A. A. Desai1, H. Alemayehu1, B. G. Dalton1, K. W. Schnell1, S. D. St. Peter1, C. L. Snyder1  1Children’s Mercy Hospital- University Of Missouri Kansas City,Kansas City, MO, USA

Introduction:   The underlying cause of most chest wall deformities is not clearly understood. A small fraction are associated with connective tissue diseases, with associated systemic skeletal abnormalities. Other than scoliosis, no other skeletal abnormalities are commonly associated with congenital chest wall deformities. We investigated the clinical observation that children with pectus defects appeared to be, on average, taller than unaffected children.

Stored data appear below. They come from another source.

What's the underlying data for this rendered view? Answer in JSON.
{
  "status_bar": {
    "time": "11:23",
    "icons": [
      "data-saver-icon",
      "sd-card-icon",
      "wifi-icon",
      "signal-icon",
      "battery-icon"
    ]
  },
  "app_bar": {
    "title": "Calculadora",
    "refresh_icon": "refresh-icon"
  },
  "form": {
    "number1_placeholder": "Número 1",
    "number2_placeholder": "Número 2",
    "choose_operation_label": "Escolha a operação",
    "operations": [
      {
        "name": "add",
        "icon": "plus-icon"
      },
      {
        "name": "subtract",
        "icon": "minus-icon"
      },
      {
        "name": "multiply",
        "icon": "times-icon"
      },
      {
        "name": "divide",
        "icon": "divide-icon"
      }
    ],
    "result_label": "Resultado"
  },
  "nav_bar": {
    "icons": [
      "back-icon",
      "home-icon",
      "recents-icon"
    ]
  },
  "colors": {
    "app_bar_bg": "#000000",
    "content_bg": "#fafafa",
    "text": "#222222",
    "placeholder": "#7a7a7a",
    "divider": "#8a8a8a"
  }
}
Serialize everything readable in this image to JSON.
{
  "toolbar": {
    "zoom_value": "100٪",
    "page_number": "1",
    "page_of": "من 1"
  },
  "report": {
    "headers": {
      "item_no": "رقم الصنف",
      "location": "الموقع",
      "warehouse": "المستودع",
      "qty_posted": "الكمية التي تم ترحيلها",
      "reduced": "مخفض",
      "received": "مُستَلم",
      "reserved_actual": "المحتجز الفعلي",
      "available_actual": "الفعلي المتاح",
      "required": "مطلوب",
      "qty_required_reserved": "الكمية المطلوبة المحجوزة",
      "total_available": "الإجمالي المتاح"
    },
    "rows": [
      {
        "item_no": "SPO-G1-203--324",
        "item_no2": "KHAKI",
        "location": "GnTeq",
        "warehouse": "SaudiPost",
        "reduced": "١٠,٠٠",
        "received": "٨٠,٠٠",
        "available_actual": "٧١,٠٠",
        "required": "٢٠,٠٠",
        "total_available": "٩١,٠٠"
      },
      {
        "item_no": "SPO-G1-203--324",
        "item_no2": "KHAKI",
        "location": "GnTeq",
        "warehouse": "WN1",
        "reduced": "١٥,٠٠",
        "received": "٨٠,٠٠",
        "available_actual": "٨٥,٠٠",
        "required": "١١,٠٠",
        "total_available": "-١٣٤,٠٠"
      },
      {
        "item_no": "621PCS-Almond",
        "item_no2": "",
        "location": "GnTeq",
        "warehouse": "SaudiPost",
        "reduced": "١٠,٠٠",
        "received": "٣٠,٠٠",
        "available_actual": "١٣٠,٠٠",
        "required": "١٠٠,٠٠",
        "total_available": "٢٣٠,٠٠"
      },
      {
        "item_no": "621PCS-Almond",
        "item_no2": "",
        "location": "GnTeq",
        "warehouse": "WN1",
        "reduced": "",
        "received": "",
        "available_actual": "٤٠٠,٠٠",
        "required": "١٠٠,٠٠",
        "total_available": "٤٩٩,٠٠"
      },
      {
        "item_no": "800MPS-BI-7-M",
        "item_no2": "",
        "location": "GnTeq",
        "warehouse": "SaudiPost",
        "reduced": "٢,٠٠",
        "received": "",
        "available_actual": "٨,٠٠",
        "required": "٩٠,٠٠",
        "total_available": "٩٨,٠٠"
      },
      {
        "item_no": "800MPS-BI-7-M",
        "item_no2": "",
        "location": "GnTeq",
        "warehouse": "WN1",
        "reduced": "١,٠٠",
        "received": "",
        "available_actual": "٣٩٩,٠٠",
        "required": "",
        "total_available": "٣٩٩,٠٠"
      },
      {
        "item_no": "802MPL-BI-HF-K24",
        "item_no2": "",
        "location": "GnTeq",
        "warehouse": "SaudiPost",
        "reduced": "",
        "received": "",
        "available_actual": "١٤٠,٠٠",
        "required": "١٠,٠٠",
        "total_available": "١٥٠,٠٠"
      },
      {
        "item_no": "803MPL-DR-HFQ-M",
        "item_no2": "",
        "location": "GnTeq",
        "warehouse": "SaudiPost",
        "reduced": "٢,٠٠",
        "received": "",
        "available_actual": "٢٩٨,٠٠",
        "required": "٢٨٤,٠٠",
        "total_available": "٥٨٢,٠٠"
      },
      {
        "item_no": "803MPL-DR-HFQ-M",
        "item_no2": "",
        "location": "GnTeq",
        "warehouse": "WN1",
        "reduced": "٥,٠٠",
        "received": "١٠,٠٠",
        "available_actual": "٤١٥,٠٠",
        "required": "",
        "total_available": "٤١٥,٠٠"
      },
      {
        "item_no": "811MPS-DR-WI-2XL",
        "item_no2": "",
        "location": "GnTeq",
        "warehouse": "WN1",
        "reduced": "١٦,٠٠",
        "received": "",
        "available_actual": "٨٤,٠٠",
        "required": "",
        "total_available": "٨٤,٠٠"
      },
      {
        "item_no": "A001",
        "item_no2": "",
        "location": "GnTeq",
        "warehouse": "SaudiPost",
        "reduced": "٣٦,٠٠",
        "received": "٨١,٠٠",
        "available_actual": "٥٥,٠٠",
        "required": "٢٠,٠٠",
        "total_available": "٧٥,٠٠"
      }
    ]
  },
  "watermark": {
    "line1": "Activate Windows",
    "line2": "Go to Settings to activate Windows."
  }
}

Methods:  A retrospective institutional review board approved review was conducted of all patients with pectus excavatum and pectus carinatum seen in our outpatient congenital wall deformity clinic from January 2011 to June 2013.   Demographic data including age at presentation, weight, height, body mass index (BMI) and gender were collected and compared to national cohort as published by the Center for Disease Control Clinical Growth Charts.  Two-tailed t-test was used for statistical analysis.   

Results:   A total of 360 patients (280 males and 80 females) were identified in the study period.   The mean and median percentile for height among males was 70.9 and 80.3, and the mean and median percentile for height among females was 67 and 69.5.  The mean and median percentile for weight among males was 56.6 and 54, and for females was 46 and 50 (Figure 1).  There was no significant difference between mean percentile height (p=0.1) or weight (p=0.12) between genders.  There was no significant difference in percentile of height (p=0.12) or weight (p=0.75) in patients with pectus carinatum and pectus excavatum.

Conclusions:  Patients with congenital chest wall deformity do have increased height when compared to the national cohort. The average weight of patients with congenital chest wall defects is similar to the national cohort, accounting for the lower BMI. The increased height and decreased BMI may be associated with general growth abnormalities seen with chest wall deformities.